He loves me but doesn't know how to express love. He's insecure. He was neglected as a child. He is a good person on the inside.
I love him so much. I hate him. I don't want to lose him. I want him to die.
He's the one who cheated, but he calls me a "whore." He's the one who can't speak one articulate sentence, yet he calls me "stupid."
I give him sex whenever he demands it. But I am "frigid." We make up using sex. Sex is both a pain and an escape.
I confided in him. I thought he truly cared. He was nicer than the other assholes. Then he turned around and did the same thing.
Control men through sex. Control men by not caring about them. They don't have emotions anyway. They aren't capable of being hurt. I try to hurt them. It makes me feel better.
PTSD. Dreams.....nightmares. Pain. Tears. Paralysis. Stuck. Can't move, can't calm down, why? Why? It was so many years ago.....why does it still have to affect me today?
Forget about it. Get over it! Don't waste time thinking about it; you're holding on and refusing to let go of the past. You should just move on.

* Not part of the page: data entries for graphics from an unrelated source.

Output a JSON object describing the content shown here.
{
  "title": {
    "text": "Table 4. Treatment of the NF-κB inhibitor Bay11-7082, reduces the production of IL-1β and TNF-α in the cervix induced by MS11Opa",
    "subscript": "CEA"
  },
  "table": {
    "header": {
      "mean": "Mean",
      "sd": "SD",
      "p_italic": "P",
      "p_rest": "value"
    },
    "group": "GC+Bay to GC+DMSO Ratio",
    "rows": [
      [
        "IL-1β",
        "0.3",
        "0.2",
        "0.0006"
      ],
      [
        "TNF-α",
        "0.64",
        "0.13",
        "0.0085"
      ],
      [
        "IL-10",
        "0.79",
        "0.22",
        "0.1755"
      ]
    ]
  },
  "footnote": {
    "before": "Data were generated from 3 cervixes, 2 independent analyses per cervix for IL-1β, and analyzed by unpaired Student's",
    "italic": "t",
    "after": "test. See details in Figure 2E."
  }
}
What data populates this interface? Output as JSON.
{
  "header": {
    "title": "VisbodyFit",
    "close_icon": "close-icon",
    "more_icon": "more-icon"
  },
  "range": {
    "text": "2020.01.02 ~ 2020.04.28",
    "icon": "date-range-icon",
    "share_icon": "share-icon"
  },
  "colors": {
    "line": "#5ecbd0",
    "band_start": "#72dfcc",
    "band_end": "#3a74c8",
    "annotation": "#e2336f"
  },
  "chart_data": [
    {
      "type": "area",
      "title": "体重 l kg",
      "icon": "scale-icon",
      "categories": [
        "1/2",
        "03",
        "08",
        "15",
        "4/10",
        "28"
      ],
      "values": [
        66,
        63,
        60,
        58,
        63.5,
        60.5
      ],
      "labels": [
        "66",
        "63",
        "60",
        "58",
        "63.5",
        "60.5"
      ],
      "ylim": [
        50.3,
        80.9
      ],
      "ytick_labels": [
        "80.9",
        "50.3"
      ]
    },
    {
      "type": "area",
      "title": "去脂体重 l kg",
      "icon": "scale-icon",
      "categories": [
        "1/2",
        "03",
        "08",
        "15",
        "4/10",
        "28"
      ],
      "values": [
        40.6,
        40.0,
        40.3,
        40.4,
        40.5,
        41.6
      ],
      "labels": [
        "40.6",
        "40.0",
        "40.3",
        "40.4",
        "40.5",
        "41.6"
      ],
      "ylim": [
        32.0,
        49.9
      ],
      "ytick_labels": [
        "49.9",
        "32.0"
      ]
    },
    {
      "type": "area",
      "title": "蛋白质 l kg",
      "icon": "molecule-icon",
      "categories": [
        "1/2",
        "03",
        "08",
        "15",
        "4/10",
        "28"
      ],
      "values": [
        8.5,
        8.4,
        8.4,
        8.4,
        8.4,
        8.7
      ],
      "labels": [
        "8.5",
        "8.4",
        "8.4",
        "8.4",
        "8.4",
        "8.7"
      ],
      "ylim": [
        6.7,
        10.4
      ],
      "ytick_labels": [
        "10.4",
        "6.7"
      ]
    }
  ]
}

Why does it still bother you? Why did you stay anyway? Why didn't you leave?
Why didn't we help her sooner? Why couldn't we have gotten her away from him? We didn't try hard enough. Why didn't we know what to do? How can I help her now?
It's none of my business. Call the cops. Don't call the cops. I want someone to care, but I can't handle their concern.....if he finds out that someone is trying to help me, then......
Alcohol and drugs help. Get my mind off it. Party and have fun. Casual sex is the best way to go....no attachments, no pain.
Can I get my virginity back? I'd rather my first time be an expression of love. Is it too late to be innocent? Will I ever be innocent?
I said "no" many times.....and I know he heard me, but I didn't actually fight him off. I gave in to his pressure, physically, but I said "no"......was that rape?
He didn't ever hit me. He slapped me a couple times, but not hard. I slapped him first.
I'm afraid to leave the house. He might kill me this time. I can't sleep. I can't let my guard down. He already stole our daughter.
That bitch of a Probation Officer did nothing to help me! How could they let him go on like that?
He was abusive sometimes, but he didn't "abuse" me.